Podríamos decir que, como norma general, el proceso creativo no tiene una estructura delimitada, o mejor dicho ‘única’. Si nos preguntamos cuál fue el punto inicial del que parte la inspiración para una fotografía, una pintura o una escultura, la inmensa mayoría de las veces no podremos concretar. Podemos saber que todo partió de una idea, ¿pero qué la hizo posible?.

La forma en que las ideas brotan y producen la imagen de algo que antes nadie ha visto, es para mi, evidentemente, un misterio: un maravilloso misterio. Yo prefiero pensar que detrás de nuestra lógica mental, hay un proceso oculto donde se mezclan los conceptos. Un proceso realmente puro, libre y genuino. Si somos un poco observadores podemos seguir el rastro de una idea; intuir de dónde puede haber surgido, exactamente igual que hacemos al indagar la naturaleza del sueño que tuvimos anoche.

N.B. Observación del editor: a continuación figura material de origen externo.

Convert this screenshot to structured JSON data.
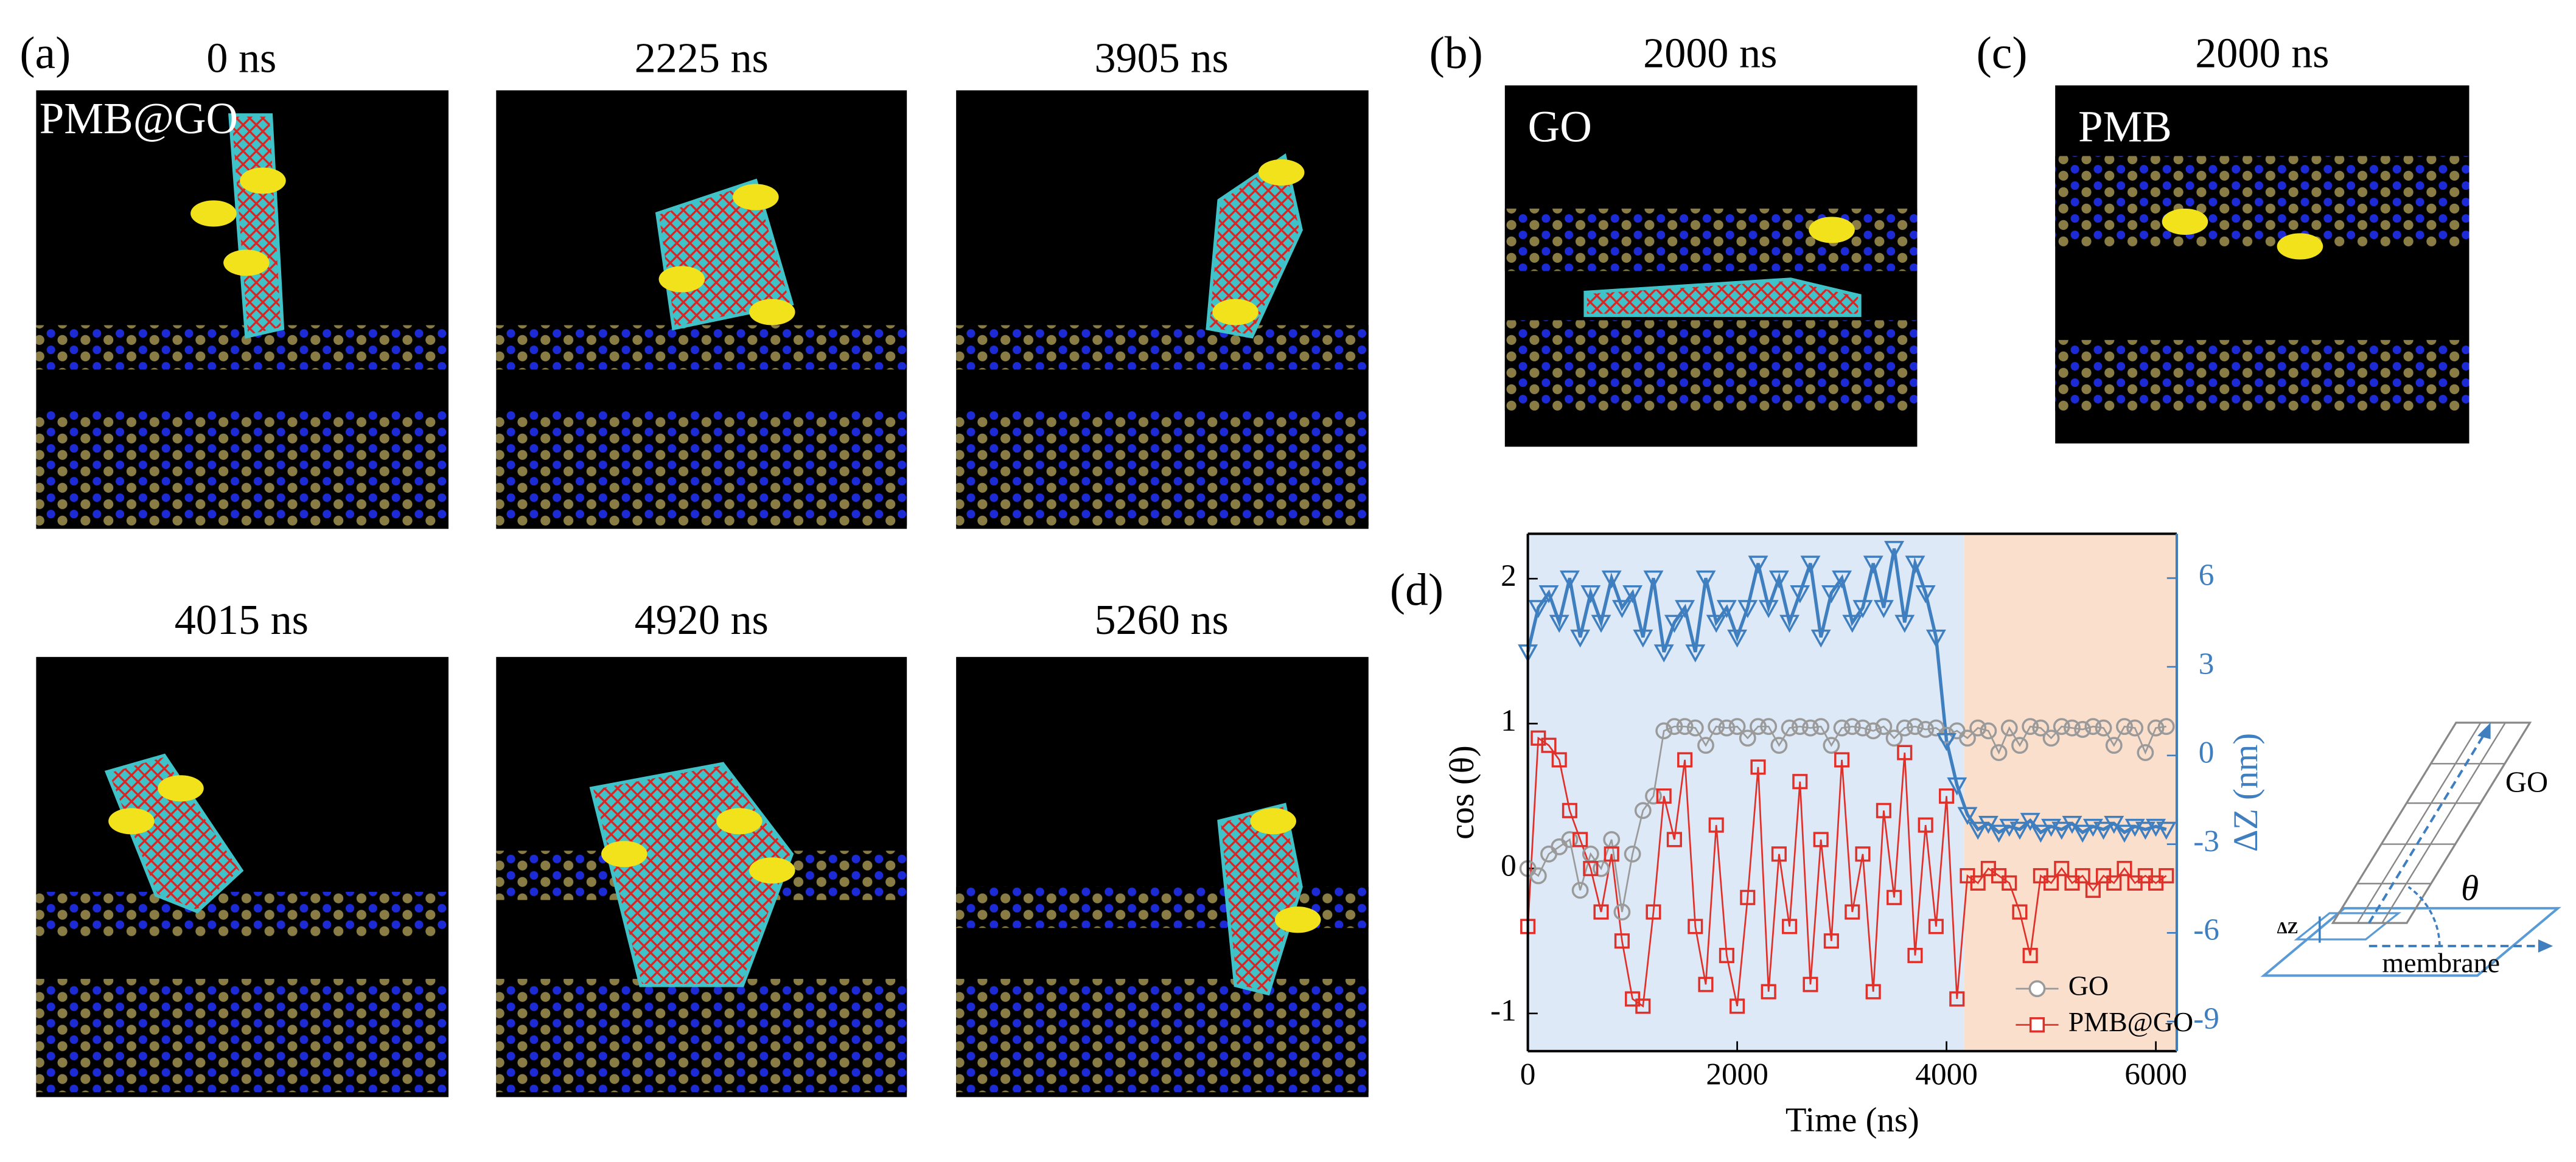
{
  "panel_labels": [
    "(a)",
    "(b)",
    "(c)",
    "(d)"
  ],
  "snapshots": [
    {
      "time": "0 ns",
      "tag": "PMB@GO"
    },
    {
      "time": "2225 ns"
    },
    {
      "time": "3905 ns"
    },
    {
      "time": "4015 ns"
    },
    {
      "time": "4920 ns"
    },
    {
      "time": "5260 ns"
    },
    {
      "time": "2000 ns",
      "tag": "GO"
    },
    {
      "time": "2000 ns",
      "tag": "PMB"
    }
  ],
  "chart_data": {
    "type": "line",
    "xlabel": "Time (ns)",
    "ylabel": "cos (θ)",
    "y2label": "ΔZ (nm)",
    "xlim": [
      0,
      6200
    ],
    "xticks": [
      0,
      2000,
      4000,
      6000
    ],
    "ylim": [
      -1.26,
      2.31
    ],
    "yticks": [
      -1,
      0,
      1,
      2
    ],
    "y2lim": [
      -10,
      7.5
    ],
    "y2ticks": [
      -9,
      -6,
      -3,
      0,
      3,
      6
    ],
    "y2color": "#3f7fbf",
    "legend": "lower right",
    "regions": [
      {
        "range": [
          0,
          4170
        ],
        "color": "#dde9f6"
      },
      {
        "range": [
          4170,
          6200
        ],
        "color": "#fadfcd"
      }
    ],
    "x": [
      0,
      100,
      200,
      300,
      400,
      500,
      600,
      700,
      800,
      900,
      1000,
      1100,
      1200,
      1300,
      1400,
      1500,
      1600,
      1700,
      1800,
      1900,
      2000,
      2100,
      2200,
      2300,
      2400,
      2500,
      2600,
      2700,
      2800,
      2900,
      3000,
      3100,
      3200,
      3300,
      3400,
      3500,
      3600,
      3700,
      3800,
      3900,
      4000,
      4100,
      4200,
      4300,
      4400,
      4500,
      4600,
      4700,
      4800,
      4900,
      5000,
      5100,
      5200,
      5300,
      5400,
      5500,
      5600,
      5700,
      5800,
      5900,
      6000,
      6100
    ],
    "series": [
      {
        "name": "GO",
        "color": "#9a9a9a",
        "marker": "circle",
        "axis": "y",
        "values": [
          0,
          -0.05,
          0.1,
          0.15,
          0.2,
          -0.15,
          0.1,
          0.0,
          0.2,
          -0.3,
          0.1,
          0.4,
          0.5,
          0.95,
          0.98,
          0.98,
          0.97,
          0.85,
          0.98,
          0.97,
          0.98,
          0.9,
          0.98,
          0.98,
          0.85,
          0.97,
          0.98,
          0.97,
          0.98,
          0.85,
          0.97,
          0.98,
          0.97,
          0.95,
          0.98,
          0.9,
          0.97,
          0.98,
          0.96,
          0.97,
          0.92,
          0.95,
          0.9,
          0.97,
          0.95,
          0.8,
          0.97,
          0.85,
          0.98,
          0.97,
          0.9,
          0.98,
          0.97,
          0.96,
          0.98,
          0.97,
          0.85,
          0.98,
          0.97,
          0.8,
          0.97,
          0.98
        ]
      },
      {
        "name": "PMB@GO",
        "color": "#e0302a",
        "marker": "square",
        "axis": "y",
        "values": [
          -0.4,
          0.9,
          0.85,
          0.75,
          0.4,
          0.2,
          0.0,
          -0.3,
          0.1,
          -0.5,
          -0.9,
          -0.95,
          -0.3,
          0.5,
          0.2,
          0.75,
          -0.4,
          -0.8,
          0.3,
          -0.6,
          -0.95,
          -0.2,
          0.7,
          -0.85,
          0.1,
          -0.4,
          0.6,
          -0.8,
          0.2,
          -0.5,
          0.75,
          -0.3,
          0.1,
          -0.85,
          0.4,
          -0.2,
          0.8,
          -0.6,
          0.3,
          -0.4,
          0.5,
          -0.9,
          -0.05,
          -0.1,
          0.0,
          -0.05,
          -0.1,
          -0.3,
          -0.6,
          -0.05,
          -0.1,
          0.0,
          -0.1,
          -0.05,
          -0.15,
          -0.05,
          -0.1,
          0.0,
          -0.1,
          -0.05,
          -0.1,
          -0.05
        ]
      },
      {
        "color": "#3f7fbf",
        "marker": "triangle-down",
        "axis": "y2",
        "values": [
          3.5,
          5,
          5.5,
          4.5,
          6,
          4,
          5.5,
          4.5,
          6,
          5,
          5.5,
          4,
          6,
          3.5,
          4.5,
          5,
          3.5,
          6,
          4.5,
          5,
          4,
          5,
          6.5,
          5,
          6,
          4.5,
          5.5,
          6.5,
          4,
          5.5,
          6,
          4.5,
          5,
          6.5,
          5,
          7,
          4.5,
          6.5,
          5.5,
          4,
          0.5,
          -1,
          -2,
          -2.5,
          -2.3,
          -2.6,
          -2.4,
          -2.5,
          -2.2,
          -2.6,
          -2.4,
          -2.5,
          -2.3,
          -2.6,
          -2.4,
          -2.5,
          -2.3,
          -2.6,
          -2.4,
          -2.5,
          -2.4,
          -2.5
        ]
      }
    ]
  },
  "schematic": {
    "sheet": "GO",
    "angle": "θ",
    "offset": "ΔZ",
    "plane": "membrane"
  }
}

Creo que hay que exponerse conscientemente a las sensaciones, convertir nuestros sentidos en aspiradoras voraces de información, y confiar en que nuestro subconsciente haga su trabajo y nos sirva en bandeja una idea como materia prima para la elaboración posterior de un concepto, al que siempre le faltará el último ingrediente: la magia del arte acontece cuando la visión del artista se funde con la del observador y el concepto alcanza su plenitud, anidando en cada mente de forma diversa.